Goethe defined morphology as the science of form (Gestalt), formation (Bildung) and transformation (Umbildung) in organic bodies. He laid the foundations for a systematic method for observing the relation between the outward appearance of things and the intuited processes that made them come about. This recognized form as unstable and conditional; the product of transformations performed on more primordial forms. Based upon this supposition we may propose to first observe the immaterial and the phenomenal as a fluid formal condition, one that is never static. Harnessing non-static environmental conditions then, may become a method to develop responsive systems that are contingent to the processes of their making.
The research agenda within this seminar will be focused on the potential agency of environmental sensing (temperature, humidity, light, air pressure) to generate form and structure. How can immaterial atmospheric conditions be incorporated into a formal design process? What are the affordances and shortcomings of tying real world data to more abstract formal explorations? What are its potential material ramifications? As the research moves forward, we will experiment and develop a critical stance on the connection between physical and digital computing as an instigator of formal study.
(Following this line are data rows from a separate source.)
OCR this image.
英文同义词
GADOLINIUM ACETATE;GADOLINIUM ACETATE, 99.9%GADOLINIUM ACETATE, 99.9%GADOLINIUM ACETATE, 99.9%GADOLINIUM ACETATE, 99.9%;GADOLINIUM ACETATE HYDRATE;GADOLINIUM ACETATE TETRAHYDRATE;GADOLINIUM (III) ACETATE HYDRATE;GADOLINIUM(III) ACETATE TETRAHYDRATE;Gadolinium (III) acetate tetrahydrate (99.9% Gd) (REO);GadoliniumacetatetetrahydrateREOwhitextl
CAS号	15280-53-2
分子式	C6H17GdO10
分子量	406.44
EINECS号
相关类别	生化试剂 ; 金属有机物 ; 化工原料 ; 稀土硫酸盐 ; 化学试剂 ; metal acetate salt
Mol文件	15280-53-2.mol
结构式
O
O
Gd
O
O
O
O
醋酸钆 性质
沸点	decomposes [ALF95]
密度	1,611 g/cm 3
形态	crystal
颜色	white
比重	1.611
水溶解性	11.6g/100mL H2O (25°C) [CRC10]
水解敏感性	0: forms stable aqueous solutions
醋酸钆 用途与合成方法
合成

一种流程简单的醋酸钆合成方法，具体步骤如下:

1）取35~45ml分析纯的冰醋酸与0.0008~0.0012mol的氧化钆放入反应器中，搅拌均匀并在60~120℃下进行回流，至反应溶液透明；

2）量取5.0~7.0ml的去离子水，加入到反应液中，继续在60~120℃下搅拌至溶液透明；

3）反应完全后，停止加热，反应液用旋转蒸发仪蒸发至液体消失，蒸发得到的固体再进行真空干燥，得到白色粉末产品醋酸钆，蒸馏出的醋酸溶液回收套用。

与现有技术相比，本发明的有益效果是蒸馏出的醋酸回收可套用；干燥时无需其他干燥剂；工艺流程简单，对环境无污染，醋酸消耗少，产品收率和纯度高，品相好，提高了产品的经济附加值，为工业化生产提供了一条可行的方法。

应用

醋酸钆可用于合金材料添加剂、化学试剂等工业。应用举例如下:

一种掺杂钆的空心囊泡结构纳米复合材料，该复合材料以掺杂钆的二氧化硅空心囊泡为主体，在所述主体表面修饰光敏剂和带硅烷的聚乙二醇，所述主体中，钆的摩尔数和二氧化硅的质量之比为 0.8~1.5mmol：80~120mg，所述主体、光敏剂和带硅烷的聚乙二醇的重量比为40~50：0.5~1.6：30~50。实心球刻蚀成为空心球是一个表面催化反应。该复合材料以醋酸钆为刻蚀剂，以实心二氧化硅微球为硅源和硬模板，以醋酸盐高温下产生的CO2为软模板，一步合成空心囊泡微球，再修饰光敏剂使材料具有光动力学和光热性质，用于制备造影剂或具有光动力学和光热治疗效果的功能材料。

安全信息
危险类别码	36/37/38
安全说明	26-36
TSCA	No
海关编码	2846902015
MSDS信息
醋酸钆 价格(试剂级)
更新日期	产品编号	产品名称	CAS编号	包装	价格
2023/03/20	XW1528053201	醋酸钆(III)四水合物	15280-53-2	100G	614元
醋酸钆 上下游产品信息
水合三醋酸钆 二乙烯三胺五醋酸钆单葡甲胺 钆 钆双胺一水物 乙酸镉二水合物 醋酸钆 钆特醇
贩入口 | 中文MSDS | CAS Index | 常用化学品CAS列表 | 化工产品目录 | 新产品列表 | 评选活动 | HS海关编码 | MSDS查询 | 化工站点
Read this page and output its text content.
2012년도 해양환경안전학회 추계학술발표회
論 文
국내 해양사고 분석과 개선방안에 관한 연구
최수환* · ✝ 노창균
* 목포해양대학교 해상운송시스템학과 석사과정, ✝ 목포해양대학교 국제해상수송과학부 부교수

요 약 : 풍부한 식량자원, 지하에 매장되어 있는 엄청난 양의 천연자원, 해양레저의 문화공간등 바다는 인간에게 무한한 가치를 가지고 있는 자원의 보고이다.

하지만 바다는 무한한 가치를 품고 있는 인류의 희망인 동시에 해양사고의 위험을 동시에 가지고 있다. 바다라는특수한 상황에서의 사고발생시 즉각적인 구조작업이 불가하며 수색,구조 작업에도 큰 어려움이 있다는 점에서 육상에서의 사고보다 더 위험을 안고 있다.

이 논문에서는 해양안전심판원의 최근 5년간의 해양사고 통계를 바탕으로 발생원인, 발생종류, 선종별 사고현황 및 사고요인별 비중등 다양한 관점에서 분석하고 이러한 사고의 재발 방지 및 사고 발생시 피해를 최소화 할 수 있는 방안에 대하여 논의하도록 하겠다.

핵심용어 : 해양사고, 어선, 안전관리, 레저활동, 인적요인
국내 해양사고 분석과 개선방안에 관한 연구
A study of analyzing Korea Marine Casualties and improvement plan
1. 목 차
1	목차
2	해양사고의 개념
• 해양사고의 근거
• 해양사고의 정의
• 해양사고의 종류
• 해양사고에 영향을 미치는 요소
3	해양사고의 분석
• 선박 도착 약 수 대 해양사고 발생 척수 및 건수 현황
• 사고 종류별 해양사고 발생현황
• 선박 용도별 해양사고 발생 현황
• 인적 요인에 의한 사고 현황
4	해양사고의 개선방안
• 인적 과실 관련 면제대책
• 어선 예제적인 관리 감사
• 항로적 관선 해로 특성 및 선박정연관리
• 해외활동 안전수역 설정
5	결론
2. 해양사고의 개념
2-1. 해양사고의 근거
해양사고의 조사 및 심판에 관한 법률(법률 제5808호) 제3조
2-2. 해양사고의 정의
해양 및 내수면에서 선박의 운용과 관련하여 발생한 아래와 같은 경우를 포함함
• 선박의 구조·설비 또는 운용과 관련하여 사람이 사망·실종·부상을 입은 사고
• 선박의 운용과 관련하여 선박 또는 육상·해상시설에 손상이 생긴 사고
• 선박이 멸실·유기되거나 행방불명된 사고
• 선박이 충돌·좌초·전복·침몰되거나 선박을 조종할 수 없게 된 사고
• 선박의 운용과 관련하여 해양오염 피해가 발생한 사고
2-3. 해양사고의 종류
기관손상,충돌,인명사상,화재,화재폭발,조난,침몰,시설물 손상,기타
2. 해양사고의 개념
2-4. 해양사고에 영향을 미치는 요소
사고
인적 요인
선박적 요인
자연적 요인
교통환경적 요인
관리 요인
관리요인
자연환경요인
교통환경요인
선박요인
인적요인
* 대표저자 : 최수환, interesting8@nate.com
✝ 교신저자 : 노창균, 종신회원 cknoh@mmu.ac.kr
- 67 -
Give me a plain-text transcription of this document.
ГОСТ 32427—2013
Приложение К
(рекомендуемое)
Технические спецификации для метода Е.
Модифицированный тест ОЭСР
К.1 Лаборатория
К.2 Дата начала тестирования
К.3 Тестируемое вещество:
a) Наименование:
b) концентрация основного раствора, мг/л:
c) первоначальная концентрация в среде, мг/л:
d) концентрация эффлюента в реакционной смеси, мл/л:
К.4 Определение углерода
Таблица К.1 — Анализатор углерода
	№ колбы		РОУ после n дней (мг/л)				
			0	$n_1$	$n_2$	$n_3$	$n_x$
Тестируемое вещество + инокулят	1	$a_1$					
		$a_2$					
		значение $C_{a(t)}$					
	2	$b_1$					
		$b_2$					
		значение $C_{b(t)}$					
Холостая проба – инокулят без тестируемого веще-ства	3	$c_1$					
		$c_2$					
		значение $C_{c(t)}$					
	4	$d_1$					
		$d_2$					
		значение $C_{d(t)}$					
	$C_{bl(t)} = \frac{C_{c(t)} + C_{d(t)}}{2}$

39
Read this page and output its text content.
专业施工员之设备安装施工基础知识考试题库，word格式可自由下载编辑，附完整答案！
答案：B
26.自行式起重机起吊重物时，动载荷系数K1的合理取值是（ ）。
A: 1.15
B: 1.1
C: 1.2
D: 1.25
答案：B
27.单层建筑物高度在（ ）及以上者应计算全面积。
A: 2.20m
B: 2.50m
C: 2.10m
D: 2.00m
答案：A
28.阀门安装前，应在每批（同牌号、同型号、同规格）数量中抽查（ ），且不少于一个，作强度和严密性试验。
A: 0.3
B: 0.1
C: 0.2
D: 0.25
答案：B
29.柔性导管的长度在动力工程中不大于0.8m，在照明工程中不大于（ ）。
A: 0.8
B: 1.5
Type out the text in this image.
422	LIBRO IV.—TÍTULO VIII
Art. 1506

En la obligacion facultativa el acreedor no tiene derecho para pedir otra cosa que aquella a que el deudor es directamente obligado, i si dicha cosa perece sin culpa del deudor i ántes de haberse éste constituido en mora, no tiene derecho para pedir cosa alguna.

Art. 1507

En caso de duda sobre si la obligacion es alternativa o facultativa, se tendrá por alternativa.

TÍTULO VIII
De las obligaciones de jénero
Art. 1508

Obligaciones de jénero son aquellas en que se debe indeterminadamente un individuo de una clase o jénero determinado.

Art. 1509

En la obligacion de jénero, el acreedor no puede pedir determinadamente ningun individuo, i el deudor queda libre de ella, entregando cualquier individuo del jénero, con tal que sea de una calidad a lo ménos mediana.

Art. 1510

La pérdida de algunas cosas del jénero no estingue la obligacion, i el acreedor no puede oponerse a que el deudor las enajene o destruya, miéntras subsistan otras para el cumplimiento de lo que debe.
Students will focus on a local atmospheric condition by situating various sensors within a specific context to document a change in the condition over time. Depending on the chosen condition, the duration within which the data is collected will vary and become an important design parameter in the development of an architectural response to the studied environmental condition. Topics of study (within the parametric modeling environment) include surfaces, solids, systems, data visualization, modeling / fabrication, and physical computing (data collecting)
Class time will be held in workshop format and split into two sessions, one of demonstration and the other of hands on exercises. The digital toolsets introduced are Rhinoceros 4.0 (surface modeling), Grasshopper 0.6 (parametric modeling), and Arduino (physical computing). All design research and prototypes will be documented on the course website which will be continuously updated throughout the semester.